Published reports yesterday said Mr. Ridge has received the nod to be secretary of the new Department of Homeland Security. Passage of the homeland security bill could come today, before the Senate adjourns this week.
Mr. Ridge declined to confirm his appointment in talk-show appearances yesterday, but the Associated Press said it had confirmed the decision with a senior White House official.
Mr. Ridge was also asked about reports that the Bush administration is considering a new domestic counterterrorism agency, modeled after MI5 in Great Britain, which Mr. Ridge visited last week.
Mr. Ridge told ABC there are no plans to set up a domestic spy agency separate from the FBI.
He said President Bush is pleased with the progress FBI Director Robert S. Mueller III has shown on this front. He said he's not sure that an MI5 equivalent an intelligence-gathering agency with no law-enforcement powers would ever work in the United States.
Sen. Bob Graham, Florida Democrat, and Sen. Richard C. Shelby, Alabama Republican, the top members of the Senate Select Committee on Intelligence, both said on "Late Edition" that the FBI has much to learn in terms of intelligence gathering and said an alternative like MI5 is worth examining.

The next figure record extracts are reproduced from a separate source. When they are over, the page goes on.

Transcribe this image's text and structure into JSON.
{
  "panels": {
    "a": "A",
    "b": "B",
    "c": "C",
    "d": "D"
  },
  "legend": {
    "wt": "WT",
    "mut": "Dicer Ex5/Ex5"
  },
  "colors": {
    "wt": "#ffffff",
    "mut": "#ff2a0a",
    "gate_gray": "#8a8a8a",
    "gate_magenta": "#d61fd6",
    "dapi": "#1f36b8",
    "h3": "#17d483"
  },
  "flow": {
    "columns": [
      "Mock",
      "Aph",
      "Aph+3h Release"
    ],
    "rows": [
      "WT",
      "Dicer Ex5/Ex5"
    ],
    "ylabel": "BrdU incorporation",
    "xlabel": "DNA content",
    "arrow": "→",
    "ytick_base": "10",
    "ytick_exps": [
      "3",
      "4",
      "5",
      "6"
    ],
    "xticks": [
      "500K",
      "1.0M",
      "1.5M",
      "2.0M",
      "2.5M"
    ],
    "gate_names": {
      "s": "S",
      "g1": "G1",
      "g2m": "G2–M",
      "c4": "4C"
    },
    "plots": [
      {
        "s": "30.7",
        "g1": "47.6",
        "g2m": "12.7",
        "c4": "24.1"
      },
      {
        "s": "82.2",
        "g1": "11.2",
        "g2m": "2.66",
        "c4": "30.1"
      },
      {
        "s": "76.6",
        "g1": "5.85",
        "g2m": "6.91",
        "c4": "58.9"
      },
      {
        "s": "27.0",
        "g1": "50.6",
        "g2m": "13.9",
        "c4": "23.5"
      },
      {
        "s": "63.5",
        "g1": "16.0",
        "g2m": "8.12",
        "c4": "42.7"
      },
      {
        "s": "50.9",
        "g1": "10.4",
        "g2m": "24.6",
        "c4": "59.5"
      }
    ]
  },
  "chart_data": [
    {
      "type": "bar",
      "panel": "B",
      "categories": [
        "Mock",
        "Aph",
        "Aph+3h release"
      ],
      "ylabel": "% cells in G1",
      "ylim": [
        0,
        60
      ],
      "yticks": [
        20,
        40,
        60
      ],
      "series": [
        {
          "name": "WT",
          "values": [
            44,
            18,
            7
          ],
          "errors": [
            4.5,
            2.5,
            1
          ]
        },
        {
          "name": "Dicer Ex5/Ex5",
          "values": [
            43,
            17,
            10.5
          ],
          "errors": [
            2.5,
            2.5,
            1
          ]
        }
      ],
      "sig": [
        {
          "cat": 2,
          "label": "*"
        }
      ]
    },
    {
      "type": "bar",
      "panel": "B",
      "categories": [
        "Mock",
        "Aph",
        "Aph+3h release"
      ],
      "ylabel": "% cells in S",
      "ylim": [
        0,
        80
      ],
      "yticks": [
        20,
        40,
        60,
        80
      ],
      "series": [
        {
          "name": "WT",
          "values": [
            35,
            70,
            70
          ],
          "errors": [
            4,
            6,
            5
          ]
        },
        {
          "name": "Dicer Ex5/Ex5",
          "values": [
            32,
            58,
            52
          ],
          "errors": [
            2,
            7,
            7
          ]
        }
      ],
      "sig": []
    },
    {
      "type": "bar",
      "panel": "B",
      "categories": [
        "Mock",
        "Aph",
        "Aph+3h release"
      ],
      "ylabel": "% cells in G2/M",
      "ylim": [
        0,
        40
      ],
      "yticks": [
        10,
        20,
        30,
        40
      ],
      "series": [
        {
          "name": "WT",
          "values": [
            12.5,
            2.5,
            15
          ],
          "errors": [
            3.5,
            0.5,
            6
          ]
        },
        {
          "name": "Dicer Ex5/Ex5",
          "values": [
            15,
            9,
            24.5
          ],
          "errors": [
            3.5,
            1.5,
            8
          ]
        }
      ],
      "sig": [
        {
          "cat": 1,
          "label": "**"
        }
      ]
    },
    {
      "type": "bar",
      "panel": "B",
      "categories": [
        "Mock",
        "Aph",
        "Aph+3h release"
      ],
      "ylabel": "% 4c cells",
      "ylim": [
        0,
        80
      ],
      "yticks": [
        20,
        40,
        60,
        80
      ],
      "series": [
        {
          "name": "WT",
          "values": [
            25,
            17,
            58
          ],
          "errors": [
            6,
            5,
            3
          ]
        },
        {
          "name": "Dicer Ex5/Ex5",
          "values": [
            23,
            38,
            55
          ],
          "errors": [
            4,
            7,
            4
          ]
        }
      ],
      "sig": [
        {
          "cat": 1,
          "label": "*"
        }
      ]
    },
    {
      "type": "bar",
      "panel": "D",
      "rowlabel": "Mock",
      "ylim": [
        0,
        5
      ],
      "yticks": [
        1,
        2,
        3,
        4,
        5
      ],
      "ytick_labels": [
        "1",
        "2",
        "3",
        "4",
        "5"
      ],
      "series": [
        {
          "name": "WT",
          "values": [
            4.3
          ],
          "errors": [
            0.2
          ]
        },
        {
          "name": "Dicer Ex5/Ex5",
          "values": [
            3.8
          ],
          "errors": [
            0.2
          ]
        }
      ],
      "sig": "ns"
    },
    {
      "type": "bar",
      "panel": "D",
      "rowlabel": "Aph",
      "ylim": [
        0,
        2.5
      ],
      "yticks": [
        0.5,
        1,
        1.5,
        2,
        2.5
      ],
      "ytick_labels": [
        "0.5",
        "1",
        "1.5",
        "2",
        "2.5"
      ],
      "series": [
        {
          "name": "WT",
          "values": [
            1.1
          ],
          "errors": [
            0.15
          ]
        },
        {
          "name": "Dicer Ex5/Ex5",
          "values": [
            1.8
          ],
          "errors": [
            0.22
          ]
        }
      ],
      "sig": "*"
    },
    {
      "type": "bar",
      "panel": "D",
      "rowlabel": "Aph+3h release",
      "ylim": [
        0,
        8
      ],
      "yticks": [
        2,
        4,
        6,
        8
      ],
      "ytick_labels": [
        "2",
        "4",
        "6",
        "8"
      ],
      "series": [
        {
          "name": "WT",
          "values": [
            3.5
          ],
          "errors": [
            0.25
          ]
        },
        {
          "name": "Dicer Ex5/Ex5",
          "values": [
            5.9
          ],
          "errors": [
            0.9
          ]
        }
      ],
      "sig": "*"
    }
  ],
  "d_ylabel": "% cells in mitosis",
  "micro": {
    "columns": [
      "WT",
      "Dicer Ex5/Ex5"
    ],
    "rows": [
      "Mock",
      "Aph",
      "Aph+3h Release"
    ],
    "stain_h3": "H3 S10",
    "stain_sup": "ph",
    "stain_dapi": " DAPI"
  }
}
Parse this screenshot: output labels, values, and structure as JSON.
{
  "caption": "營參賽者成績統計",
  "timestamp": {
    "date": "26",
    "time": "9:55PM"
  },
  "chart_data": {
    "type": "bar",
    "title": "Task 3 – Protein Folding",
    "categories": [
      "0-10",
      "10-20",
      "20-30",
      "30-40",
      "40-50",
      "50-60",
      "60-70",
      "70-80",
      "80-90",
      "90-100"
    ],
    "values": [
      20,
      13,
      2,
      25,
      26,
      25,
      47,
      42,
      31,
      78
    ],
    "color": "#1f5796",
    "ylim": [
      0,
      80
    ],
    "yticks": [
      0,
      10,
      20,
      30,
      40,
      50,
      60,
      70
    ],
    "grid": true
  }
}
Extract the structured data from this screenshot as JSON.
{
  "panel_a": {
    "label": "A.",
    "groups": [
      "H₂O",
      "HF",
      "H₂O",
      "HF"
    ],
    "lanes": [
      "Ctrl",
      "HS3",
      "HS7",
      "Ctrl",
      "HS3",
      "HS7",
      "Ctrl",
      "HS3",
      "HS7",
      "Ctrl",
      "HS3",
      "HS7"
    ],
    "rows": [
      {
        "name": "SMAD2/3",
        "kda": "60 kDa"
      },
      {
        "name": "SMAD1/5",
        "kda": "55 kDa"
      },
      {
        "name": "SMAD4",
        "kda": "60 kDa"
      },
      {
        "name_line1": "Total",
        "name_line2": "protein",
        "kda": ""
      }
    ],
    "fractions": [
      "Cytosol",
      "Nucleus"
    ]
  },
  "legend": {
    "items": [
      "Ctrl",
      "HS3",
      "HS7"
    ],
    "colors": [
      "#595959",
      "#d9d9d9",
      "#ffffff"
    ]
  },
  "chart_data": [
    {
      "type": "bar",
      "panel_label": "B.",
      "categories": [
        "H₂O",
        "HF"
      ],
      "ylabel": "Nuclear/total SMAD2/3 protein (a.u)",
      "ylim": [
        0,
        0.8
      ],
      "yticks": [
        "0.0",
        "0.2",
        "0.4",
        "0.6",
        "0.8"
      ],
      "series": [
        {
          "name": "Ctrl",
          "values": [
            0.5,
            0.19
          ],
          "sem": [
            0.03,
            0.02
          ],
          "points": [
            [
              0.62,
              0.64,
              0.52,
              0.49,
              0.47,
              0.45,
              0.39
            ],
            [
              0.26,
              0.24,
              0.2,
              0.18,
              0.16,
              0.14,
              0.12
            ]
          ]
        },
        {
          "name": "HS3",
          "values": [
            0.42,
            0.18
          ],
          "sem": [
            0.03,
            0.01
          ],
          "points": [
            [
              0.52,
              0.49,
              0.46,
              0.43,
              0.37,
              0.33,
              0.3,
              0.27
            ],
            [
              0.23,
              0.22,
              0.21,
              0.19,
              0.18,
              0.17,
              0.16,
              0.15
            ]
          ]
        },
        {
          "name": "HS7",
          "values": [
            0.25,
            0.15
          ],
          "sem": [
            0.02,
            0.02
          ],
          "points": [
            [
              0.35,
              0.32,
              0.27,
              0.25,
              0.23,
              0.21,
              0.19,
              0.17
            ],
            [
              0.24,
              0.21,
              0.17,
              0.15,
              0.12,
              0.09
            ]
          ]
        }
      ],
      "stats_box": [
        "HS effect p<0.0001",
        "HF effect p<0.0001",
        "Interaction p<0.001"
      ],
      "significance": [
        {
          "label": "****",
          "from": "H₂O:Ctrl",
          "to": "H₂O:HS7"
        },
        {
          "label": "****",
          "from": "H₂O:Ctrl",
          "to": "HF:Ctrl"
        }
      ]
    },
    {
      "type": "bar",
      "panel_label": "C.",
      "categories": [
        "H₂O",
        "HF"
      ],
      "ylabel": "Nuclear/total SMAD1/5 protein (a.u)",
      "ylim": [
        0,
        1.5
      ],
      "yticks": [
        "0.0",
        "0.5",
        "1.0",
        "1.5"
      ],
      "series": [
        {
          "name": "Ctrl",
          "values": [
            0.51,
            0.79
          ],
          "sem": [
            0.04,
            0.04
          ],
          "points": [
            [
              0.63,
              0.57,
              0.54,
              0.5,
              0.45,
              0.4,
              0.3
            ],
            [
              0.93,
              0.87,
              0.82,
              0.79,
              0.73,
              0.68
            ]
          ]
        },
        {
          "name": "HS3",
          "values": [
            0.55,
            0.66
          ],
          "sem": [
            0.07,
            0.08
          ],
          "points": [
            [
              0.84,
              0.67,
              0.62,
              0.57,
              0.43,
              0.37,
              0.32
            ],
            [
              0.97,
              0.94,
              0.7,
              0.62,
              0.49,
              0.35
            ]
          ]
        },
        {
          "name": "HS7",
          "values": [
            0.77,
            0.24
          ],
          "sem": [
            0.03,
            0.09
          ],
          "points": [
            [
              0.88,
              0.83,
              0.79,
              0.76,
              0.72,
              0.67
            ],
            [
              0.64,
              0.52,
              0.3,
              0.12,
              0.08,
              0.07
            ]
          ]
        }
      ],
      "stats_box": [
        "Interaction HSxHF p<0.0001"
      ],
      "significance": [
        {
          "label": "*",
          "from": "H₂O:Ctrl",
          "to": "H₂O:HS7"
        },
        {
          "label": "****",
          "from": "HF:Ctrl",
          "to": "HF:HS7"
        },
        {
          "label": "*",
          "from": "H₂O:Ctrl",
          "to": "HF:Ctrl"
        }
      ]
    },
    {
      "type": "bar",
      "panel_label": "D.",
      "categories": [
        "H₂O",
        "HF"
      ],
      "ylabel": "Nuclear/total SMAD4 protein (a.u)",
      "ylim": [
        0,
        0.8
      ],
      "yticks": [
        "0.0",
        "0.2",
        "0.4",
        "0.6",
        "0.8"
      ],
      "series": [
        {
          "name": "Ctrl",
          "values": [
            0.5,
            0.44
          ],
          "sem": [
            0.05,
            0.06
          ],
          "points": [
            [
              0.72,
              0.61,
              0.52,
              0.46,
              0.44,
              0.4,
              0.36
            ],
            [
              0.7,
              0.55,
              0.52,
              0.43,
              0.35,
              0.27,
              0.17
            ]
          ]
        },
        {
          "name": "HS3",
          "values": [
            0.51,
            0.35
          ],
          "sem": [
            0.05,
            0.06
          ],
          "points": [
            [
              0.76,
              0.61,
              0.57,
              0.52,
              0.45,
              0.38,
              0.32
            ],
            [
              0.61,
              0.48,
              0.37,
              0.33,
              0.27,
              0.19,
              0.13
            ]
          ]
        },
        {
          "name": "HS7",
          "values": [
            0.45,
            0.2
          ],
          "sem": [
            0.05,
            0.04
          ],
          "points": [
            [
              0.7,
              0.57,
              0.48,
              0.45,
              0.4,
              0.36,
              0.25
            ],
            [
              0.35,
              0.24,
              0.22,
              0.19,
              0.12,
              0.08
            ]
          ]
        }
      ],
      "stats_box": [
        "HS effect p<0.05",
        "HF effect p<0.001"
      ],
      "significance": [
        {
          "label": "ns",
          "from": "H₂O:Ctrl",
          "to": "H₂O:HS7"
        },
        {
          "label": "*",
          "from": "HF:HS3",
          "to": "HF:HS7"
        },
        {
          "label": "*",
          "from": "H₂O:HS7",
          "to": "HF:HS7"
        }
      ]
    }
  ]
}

However, Sen. John McCain, Arizona Republican, cautioned against assuming any need for such an agency, and for acting without congressional approval.
"A lot of things have been done in the name of national security, particularly in the 20th century, that we've regretted retrospectively," Mr. McCain said on "Face the Nation."
Mr. Ridge sidestepped questions about whether U.S. officials had a program to spy on Iraqis living in the United States if a war breaks out.
On Fox, he said, if there is a war, "additional security measures would have to be taken domestically."
But he added: "We operate under a rule of law," so any steps taken "would have to be consistent with the U.S. Constitution."
Mr. Shelby, on the other hand, backed such moves, saying, "We should do everything we can to disrupt and destroy any cells, any activity that would do us harm in this country."